Men’s hoops clamps down defensively during streak

Brian Hall

Near the end of Minnesota’s 86-78 defeat of Iowa last Saturday, Hawkeye stars Reggie Evans and Luke Recker sat dejected on the Iowa bench, each with his head in his hands.

While the two seniors were expectedly frustrated with the loss, each played a major role in the outcome.

Recker almost single-handedly kept the Hawkeyes afloat at times while the Gophers defense baffled Evans inside.

It was the second straight matchup with an all-conference post player in which Minnesota (14-7, 7-3 Big Ten) held its own down low, but has been taken to the woodshed by perimeter players.

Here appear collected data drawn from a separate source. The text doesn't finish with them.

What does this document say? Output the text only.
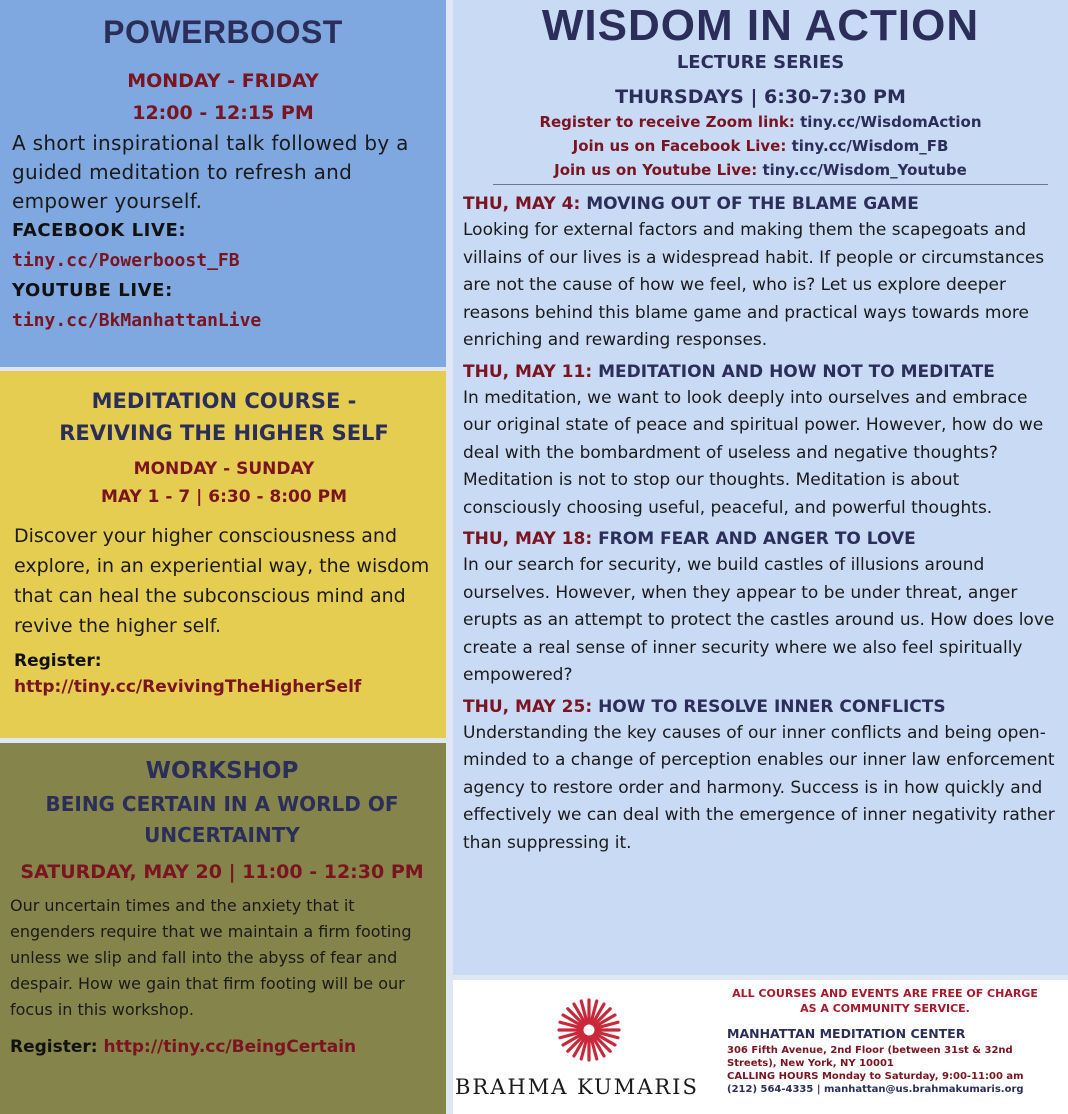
POWERBOOST
MONDAY - FRIDAY
12:00 - 12:15 PM
A short inspirational talk followed by a guided meditation to refresh and empower yourself.
FACEBOOK LIVE:
tiny.cc/Powerboost_FB
YOUTUBE LIVE:
tiny.cc/BkManhattanLive
MEDITATION COURSE -
REVIVING THE HIGHER SELF
MONDAY - SUNDAY
MAY 1 - 7 | 6:30 - 8:00 PM
Discover your higher consciousness and explore, in an experiential way, the wisdom that can heal the subconscious mind and revive the higher self.
Register:
http://tiny.cc/RevivingTheHigherSelf
WORKSHOP
BEING CERTAIN IN A WORLD OF
UNCERTAINTY
SATURDAY, MAY 20 | 11:00 - 12:30 PM
Our uncertain times and the anxiety that it engenders require that we maintain a firm footing unless we slip and fall into the abyss of fear and despair. How we gain that firm footing will be our focus in this workshop.
Register: http://tiny.cc/BeingCertain
WISDOM IN ACTION
LECTURE SERIES
THURSDAYS | 6:30-7:30 PM
Register to receive Zoom link: tiny.cc/WisdomAction
Join us on Facebook Live: tiny.cc/Wisdom_FB
Join us on Youtube Live: tiny.cc/Wisdom_Youtube
THU, MAY 4: MOVING OUT OF THE BLAME GAME
Looking for external factors and making them the scapegoats and villains of our lives is a widespread habit. If people or circumstances are not the cause of how we feel, who is? Let us explore deeper reasons behind this blame game and practical ways towards more enriching and rewarding responses.
THU, MAY 11: MEDITATION AND HOW NOT TO MEDITATE
In meditation, we want to look deeply into ourselves and embrace our original state of peace and spiritual power. However, how do we deal with the bombardment of useless and negative thoughts? Meditation is not to stop our thoughts. Meditation is about consciously choosing useful, peaceful, and powerful thoughts.
THU, MAY 18: FROM FEAR AND ANGER TO LOVE
In our search for security, we build castles of illusions around ourselves. However, when they appear to be under threat, anger erupts as an attempt to protect the castles around us. How does love create a real sense of inner security where we also feel spiritually empowered?
THU, MAY 25: HOW TO RESOLVE INNER CONFLICTS
Understanding the key causes of our inner conflicts and being open-minded to a change of perception enables our inner law enforcement agency to restore order and harmony. Success is in how quickly and effectively we can deal with the emergence of inner negativity rather than suppressing it.
BRAHMA KUMARIS
ALL COURSES AND EVENTS ARE FREE OF CHARGE
AS A COMMUNITY SERVICE.
MANHATTAN MEDITATION CENTER
306 Fifth Avenue, 2nd Floor (between 31st & 32nd
Streets), New York, NY 10001
CALLING HOURS Monday to Saturday, 9:00-11:00 am
(212) 564-4335 | manhattan@us.brahmakumaris.org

“You have to sacrifice something when you are trying to double on post players,” senior Dusty Rychart said. “You’re going to sacrifice an open shooter.

“I would rather have somebody shoot a three-pointer. Its not as high percentage shot as a two to five footer is.”

It’s a dangerous strategy, but one which has worked to this point.

Evans, who is averaging a double-double this season, was held to five points, all in the first half, and was limited to one field goal attempt in the second stanza.

Two of Evans five points came on a fast break dunk.

Meanwhile, Recker shot four for nine from the three-point arc and scored 11 points in three minutes before being taken out with just under 3:00 remaining in the game.

Such was the scene on Feb. 2 when Minnesota beat Indiana at Williams Arena.

The Gophers frustrated Hoosier star forward Jared Jeffries while hot-shooting guard Tom Coverdale went crazy from downtown.

Coverdale was 5-of-11 from three-point range and scored 19 points.

But, whether it was the hand of Jerry Holman in his face, or a double team by Travarus Bennett, Jeffries only managed seven points and fouled out with three minutes left in the game.

“We have been practicing real hard before the games and practice makes perfect,” Holman said. “Our goal is to shut down their best player, but at the same time we have to shut down the rest of the team also.”

Defensive adjustments must come quicker for Minnesota as the Gophers have struggled at times this season to compete for a full 40 minutes.

Over the past four games, each half has presented a different Gophers look, offensively and defensively.

In three of the past four games Minnesota has trailed at halftime but outscored its opponent by at least 10 points in the second stanza.

First the Gophers outscored Ohio State by 11, Indiana by 25, and finally Iowa by 17 points.

The three teams shot a combined average of 47.6 percent in the first half versus 32.6 percent in the second half.

“The defense has played better in the second half which leads to more opportunities,” Monson said. “That can jumpstart your offense a lot of times. People want to separate your defense from your offense and that’s really hard to do because they help each other.”

Now, with a surprising Northwestern squad on the horizon, Minnesota must avoid a letdown.

The Wildcats (13-9, 4-6) feature three players who average double figures in points and have shot at least 60 three-pointers this season.

“You can’t slip up in a game like this,” Monson said. “Because, as they have shown, they will come up and bite you. They are hard to guard and they frustrate you by taking a long time in possessions. Defensively they play very sound and make you have to make jump shots.”